Политическая роль Чернобыля как триггера крушения советского режима остается недоисследованной. Именно поэтому голливудский блокбастер о Чернобыле вызвал нервную реакцию в Москве. Никто не любит возвращаться к воспоминаниям о будущем. До сегодняшних дней небо над Кремлем было безоблачным. Стабильность путинского режима держится на трех китах: ностальгии по имперской государственности, харизме вождя и жажде величия, подогреваемой «версальским синдромом». Путин понимает, на чем держится его власть, и оберегает своих «китов».
Однако с приходом третьей волны коронавируса температура в этом «аквариуме» стала расти, и «киты», удерживающие Путина на поверхности, рискуют свариться. Пандемия, которая в течение полутора лет не представляла политической угрозы, может стать путинским Чернобылем. Это не обязательно, но при определенных обстоятельствах — вполне вероятно.
Трудности могут возникнуть не из-за катастрофического сценария, а по причинам, зарытым в общественном подсознании. Я не специалист в пророчествах, но вероятность пандемического фиаско остается. В России любое катастрофическое событие может не иметь политических последствий — народ привыкает жить от одного фиаско до другого, вымещая злость не на правительстве, а на соседе. Русский бунт, как правило, бессмысленный и беспощадный.
Кремль вначале реагировал адекватно на угрозу, что, впрочем, не является исключительным случаем для России. Важно отметить, что бремя спасения населения легло на самого народа, которому никто и не ожидал предложить помощь. В итоге в России удалось создать вакцину, ввести локдаун и увеличить количество коек в больницах. Первая и вторая волны пандемии в России оказались относительно щадящими.
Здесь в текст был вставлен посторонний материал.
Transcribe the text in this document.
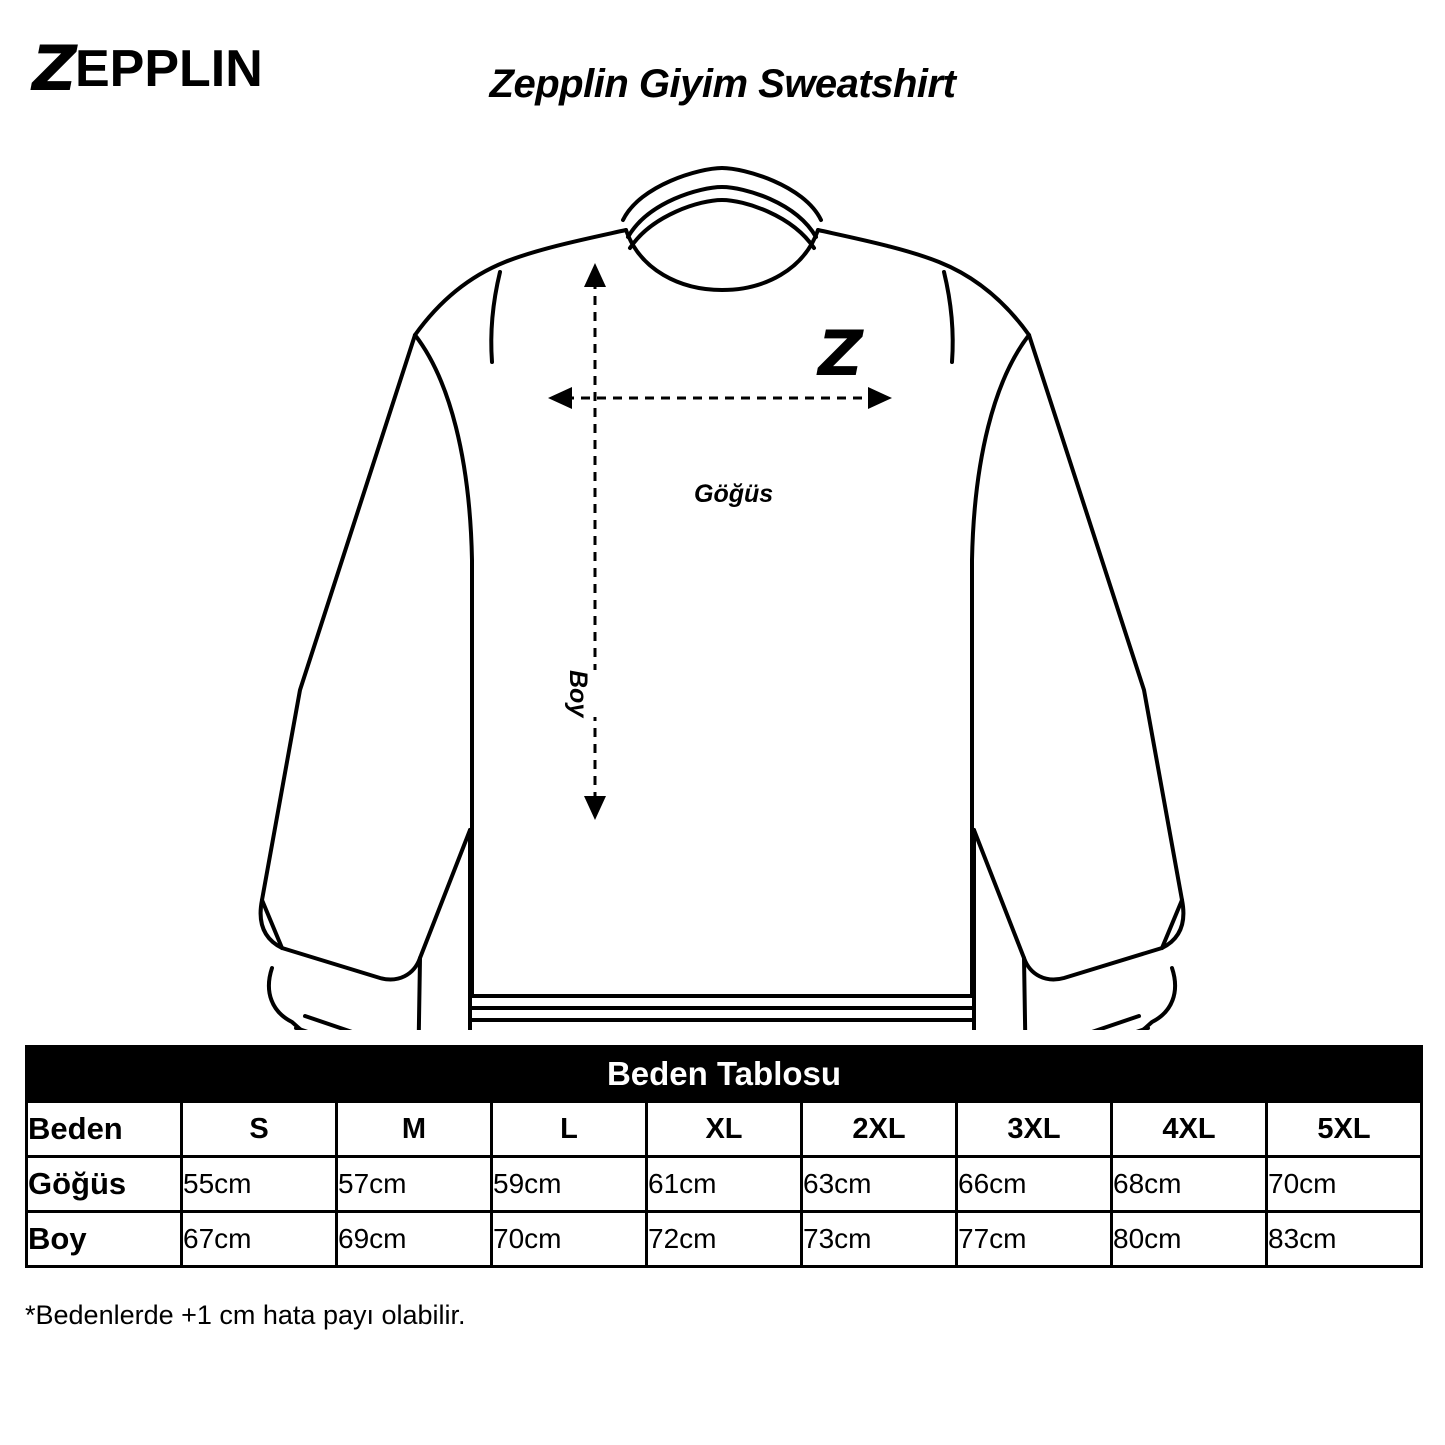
Z EPPLIN	Zepplin Giyim Sweatshirt
Z
Göğüs
Boy
Beden Tablosu								
Beden	S	M	L	XL	2XL	3XL	4XL	5XL
Göğüs	55cm	57cm	59cm	61cm	63cm	66cm	68cm	70cm
Boy	67cm	69cm	70cm	72cm	73cm	77cm	80cm	83cm
*Bedenlerde +1 cm hata payı olabilir.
Упомяну, что русские цифры потерь выше, чем в большинстве других стран, но это мало кого волнует — главное, что могло бы быть хуже. Однако режим, оказавшись в состоянии расслабленности, не учел, что «глубинный народ» долгое время не верит власти и не доверяет никому. На этом он и споткнулся. Достоинства русского народа, с точки зрения режима, лишь продолжение его недостатков.
Фатализм и терпение, с которыми «глубинный народ» переносил тяготы любого деспотического правления, распространены на другие стихийные бедствия, включая пандемии. В России народ в массе своей боится этих стихийных бедствий меньше, чем придуманных человечеством. Каждый раз, когда правительство сталкивается с кризисом, народ остается верным своему патриархальному мышлению, привычному к жестоким условиям жизни.